Vox Mobile, a nine-year-old, Independence, Oh.-based company that helps businesses adapt their products to mobile platforms, has raised $6.7 million in a round led by TELUS Ventures, Mutual Capital Partners Funds, Edison Partners and Permal Capital. Forbes has more here.
Arboretum Ventures, a 13-year-old, Ann Arbor, Mich.-based venture firm, is looking to raise $215 million for its fourth fund, shows an SEC filing that was filed last week and states the first sale has yet to occur.
RezVen Partners, a new, Newport Beach, Ca.-based early-stage venture firm focused on software and digital and social media companies, has closed a new fund with $50 million in capital commitments. More here.
Campus, a two-year-old, San Francisco-based startup that rented out rooms in some 34 houses in the San Francisco Bay Area and New York, is no more — meaning its more than 150 residents need to find somewhere else to live before the official closure on August 31st.
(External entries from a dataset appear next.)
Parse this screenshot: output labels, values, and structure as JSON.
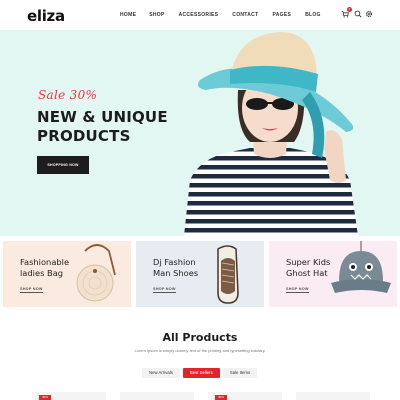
{
  "header": {
    "logo": "eliza",
    "nav": [
      "HOME",
      "SHOP",
      "ACCESSORIES",
      "CONTACT",
      "PAGES",
      "BLOG"
    ],
    "cart_count": "0",
    "icons": [
      "cart-icon",
      "search-icon",
      "settings-icon"
    ]
  },
  "hero": {
    "sale_text": "Sale 30%",
    "title_line1": "NEW & UNIQUE",
    "title_line2": "PRODUCTS",
    "button_label": "SHOPPING NOW"
  },
  "categories": [
    {
      "title": "Fashionable\nladies Bag",
      "link": "SHOP NOW",
      "bg": "#fbeadf"
    },
    {
      "title": "Dj Fashion\nMan Shoes",
      "link": "SHOP NOW",
      "bg": "#e6ecf1"
    },
    {
      "title": "Super Kids\nGhost Hat",
      "link": "SHOP NOW",
      "bg": "#fbebf3"
    }
  ],
  "products": {
    "title": "All Products",
    "subtitle": "Lorem Ipsum is simply dummy text of the printing and typesetting industry.",
    "tabs": [
      {
        "label": "New Arrivals",
        "active": false
      },
      {
        "label": "Best Sellers",
        "active": true
      },
      {
        "label": "Sale Items",
        "active": false
      }
    ],
    "badge": "30%"
  },
  "colors": {
    "accent": "#e0262c",
    "hero_bg": "#e2f6f2"
  }
}
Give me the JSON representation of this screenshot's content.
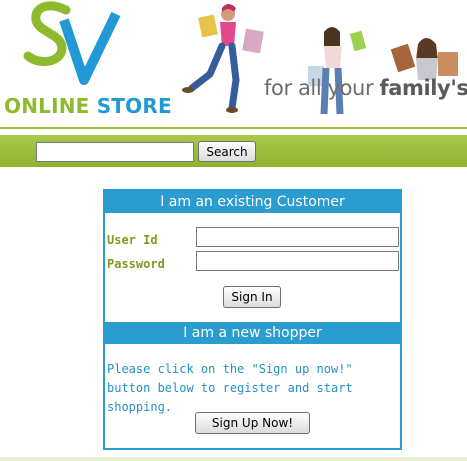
{
  "header": {
    "logo_word1": "ONLINE",
    "logo_word2": "STORE",
    "logo_monogram": "SV",
    "tagline_prefix": "for all your ",
    "tagline_bold": "family's"
  },
  "search": {
    "value": "",
    "placeholder": "",
    "button_label": "Search"
  },
  "login": {
    "existing_heading": "I am an existing Customer",
    "userid_label": "User Id",
    "password_label": "Password",
    "userid_value": "",
    "password_value": "",
    "signin_label": "Sign In"
  },
  "signup": {
    "new_heading": "I am a new shopper",
    "message": "Please click on the \"Sign up now!\" button below to register and start shopping.",
    "button_label": "Sign Up Now!"
  },
  "colors": {
    "brand_green": "#8dbb2d",
    "brand_blue": "#2299d6",
    "panel_blue": "#2a9ccf",
    "label_olive": "#7f9a1e"
  }
}
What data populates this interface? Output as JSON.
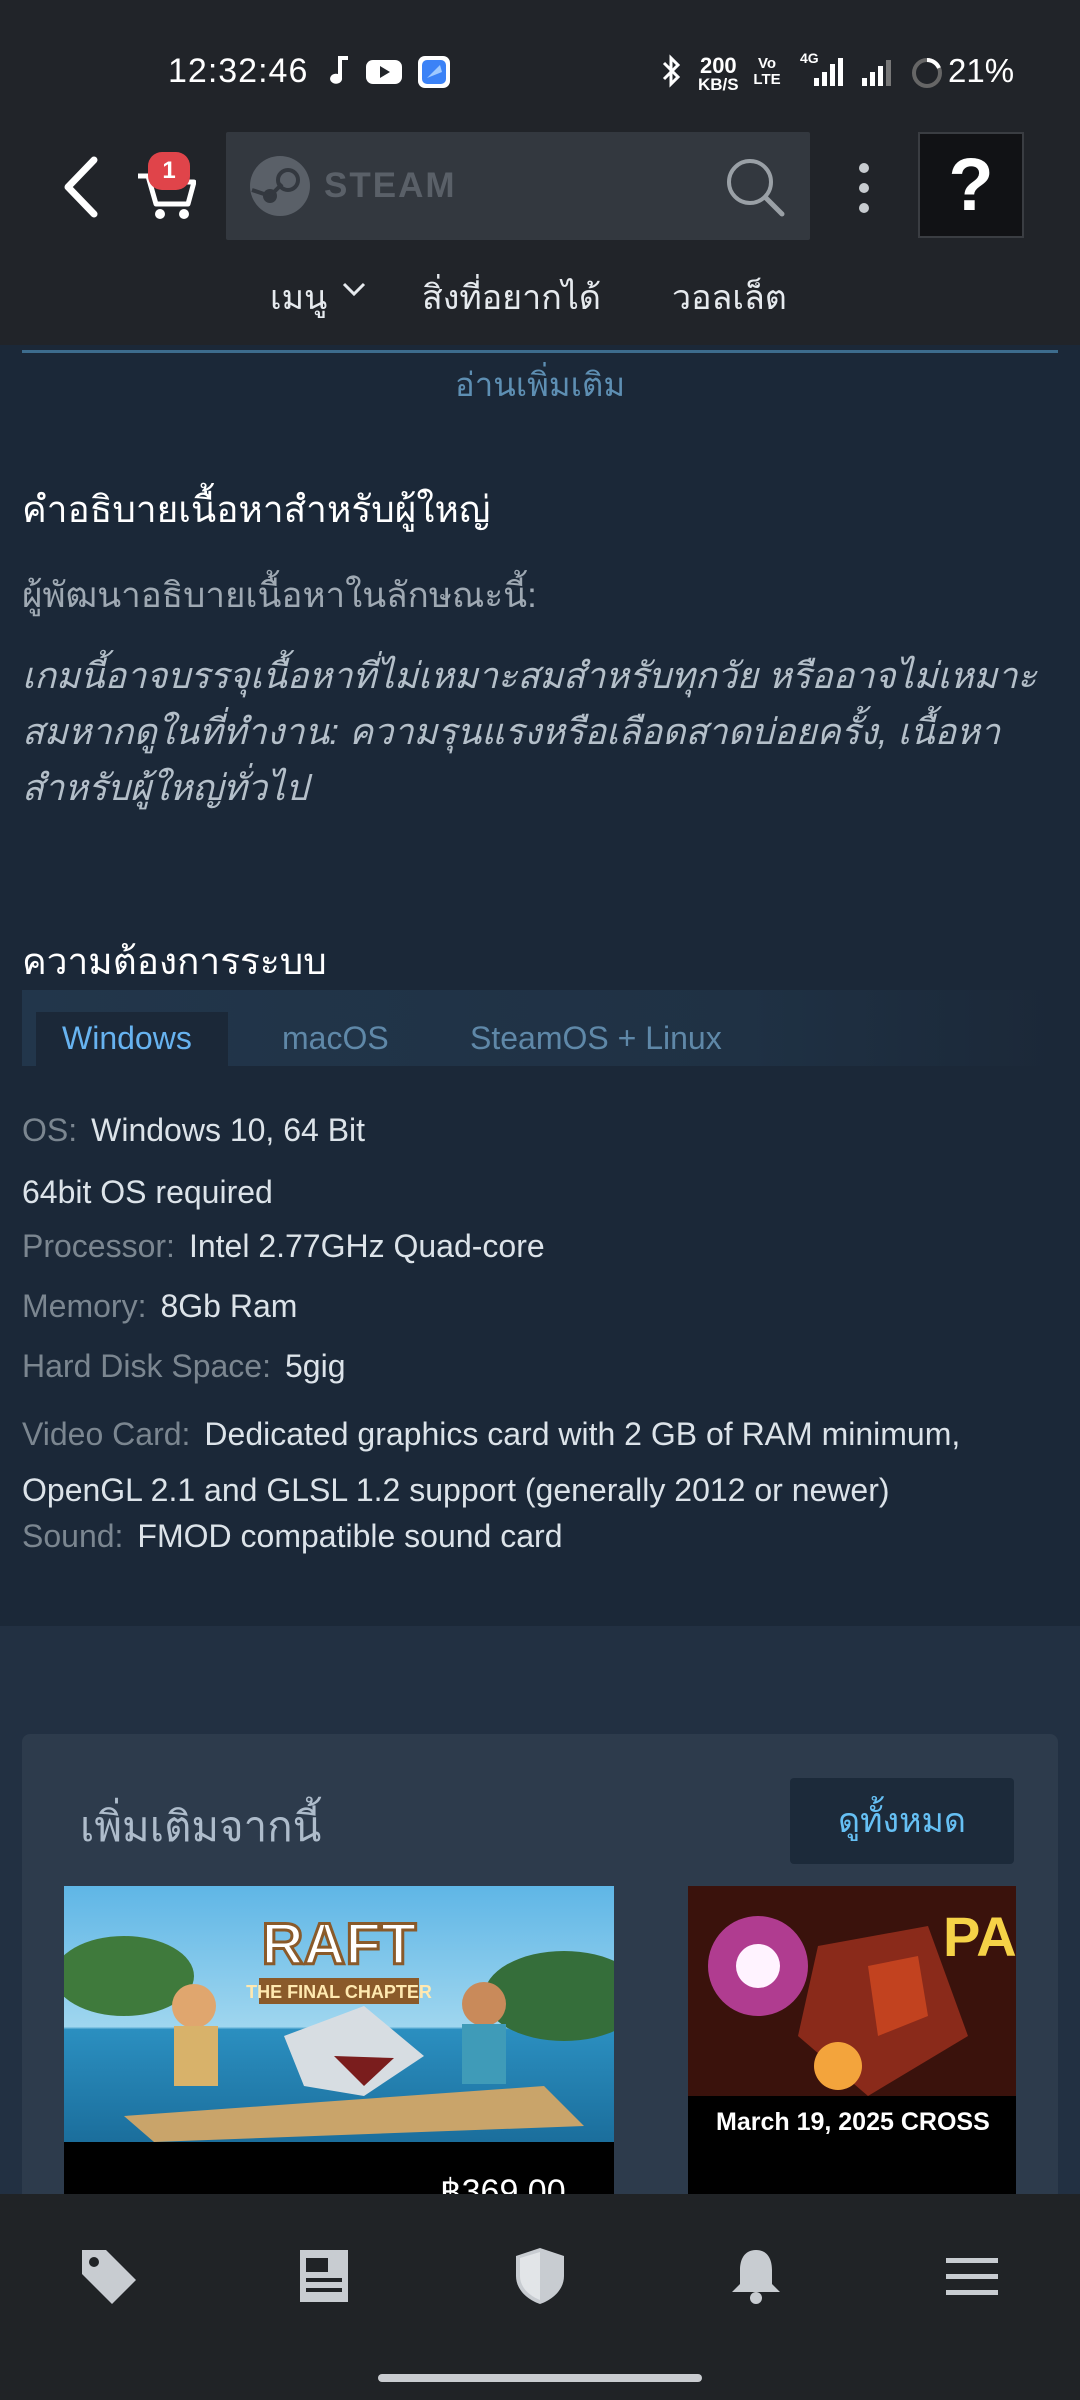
{
  "status_bar": {
    "time": "12:32:46",
    "net_speed_value": "200",
    "net_speed_unit": "KB/S",
    "volte": "Vo LTE",
    "network": "4G",
    "battery": "21%"
  },
  "header": {
    "cart_count": "1",
    "logo_text": "STEAM",
    "help_label": "?",
    "nav": {
      "menu": "เมนู",
      "wishlist": "สิ่งที่อยากได้",
      "wallet": "วอลเล็ต"
    }
  },
  "content": {
    "read_more": "อ่านเพิ่มเติม",
    "mature": {
      "title": "คำอธิบายเนื้อหาสำหรับผู้ใหญ่",
      "subtitle": "ผู้พัฒนาอธิบายเนื้อหาในลักษณะนี้:",
      "body": "เกมนี้อาจบรรจุเนื้อหาที่ไม่เหมาะสมสำหรับทุกวัย หรืออาจไม่เหมาะสมหากดูในที่ทำงาน: ความรุนแรงหรือเลือดสาดบ่อยครั้ง, เนื้อหาสำหรับผู้ใหญ่ทั่วไป"
    },
    "requirements": {
      "title": "ความต้องการระบบ",
      "tabs": [
        "Windows",
        "macOS",
        "SteamOS + Linux"
      ],
      "specs": {
        "os_label": "OS:",
        "os_value": "Windows 10, 64 Bit",
        "note": "64bit OS required",
        "cpu_label": "Processor:",
        "cpu_value": "Intel 2.77GHz Quad-core",
        "mem_label": "Memory:",
        "mem_value": "8Gb Ram",
        "disk_label": "Hard Disk Space:",
        "disk_value": "5gig",
        "gpu_label": "Video Card:",
        "gpu_value": "Dedicated graphics card with 2 GB of RAM minimum, OpenGL 2.1 and GLSL 1.2 support (generally 2012 or newer)",
        "sound_label": "Sound:",
        "sound_value": "FMOD compatible sound card"
      }
    },
    "more_from": {
      "title": "เพิ่มเติมจากนี้",
      "see_all": "ดูทั้งหมด",
      "games": [
        {
          "art_text_1": "RAFT",
          "art_text_2": "THE FINAL CHAPTER",
          "price": "฿369.00"
        },
        {
          "art_text_1": "PA",
          "art_text_2": "March 19, 2025 CROSS"
        }
      ]
    }
  },
  "bottom_nav": {
    "items": [
      "store-tag-icon",
      "news-icon",
      "shield-icon",
      "bell-icon",
      "hamburger-icon"
    ]
  },
  "colors": {
    "background": "#1b2838",
    "header": "#212429",
    "accent_link": "#66c0f4",
    "badge": "#e0444a"
  }
}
The company was founded by Thiel fellow Tom Currier and presumably raised money beyond the $100,000 that Peter Thiel gives budding entrepreneurs to drop out of school. Still, it managed never to disclose as much in various reports about the company (that StrictlyVC has read, anyway). Business Insider has more here.
Politico published a meaty piece on businessman and former New York City mayor Mike Bloomberg, and among the many nuggets it holds is a breakdown of just how reliant Bloomberg Media is on those lucrative Bloomberg terminals: Per Politico: the company’s “many layers of ‘added value’ . . . the magazines, the TV channels, the specialized verticals . . . generally lose money. Lots of it. Businessweek, easily the most appealing product to consumers, reportedly burns almost $30 million a year. The TV operation has lost about $100 million a year for the past decade.”
John Doerr says he “felt sick” when he first saw the gender discrimination charges brought against his firm, Kleiner Perkins, by former partner Ellen Pao. Last week, in an interview with Bloomberg TV, Doerr said, “I think it was an error to promote Ellen into an investing partner role. That didn’t work out for her. She was a really good chief of staff but not a good investor.” Video from that interview here.
Alex Stamos, the world-renowned cybersecurity expert and vocal NSA critic who now commands Yahoo‘s team of “Paranoids” to protect the company from all manner of threats, says the “vast majority of people are not safe using the internet everyday.” Vice Media profiles him here.
Facebook CEO Mark Zuckerberg with wife Priscilla Chan have donated $5 million to a scholarship program that helps young undocumented students attend college. Called TheDream.US, the program is geared toward students who come to the U.S. as children with no authorization and wish to pursue higher education. The program was cofounded in 2013 by Donald Graham, CEO of the Graham Holdings Company and a former Facebook director. USA Today has more here.
Capital One Ventures is looking to hire a junior-level manager. The job is in San Francisco.
Alipay is a phenomenon that’s difficult to fathom outside of China. Its president, Jingling Li, explains it to Fortune here.
Twenty-one amazing photos of Saturn.
Why reading can make you happier.
Here’s everyone you probably Googled last night during “True Detective.”
A vegetable-tanned English Bridle leather six-pack carrier, for your craft beers. (Warning: Bringing this to a party will get you punched in the face, or it should.)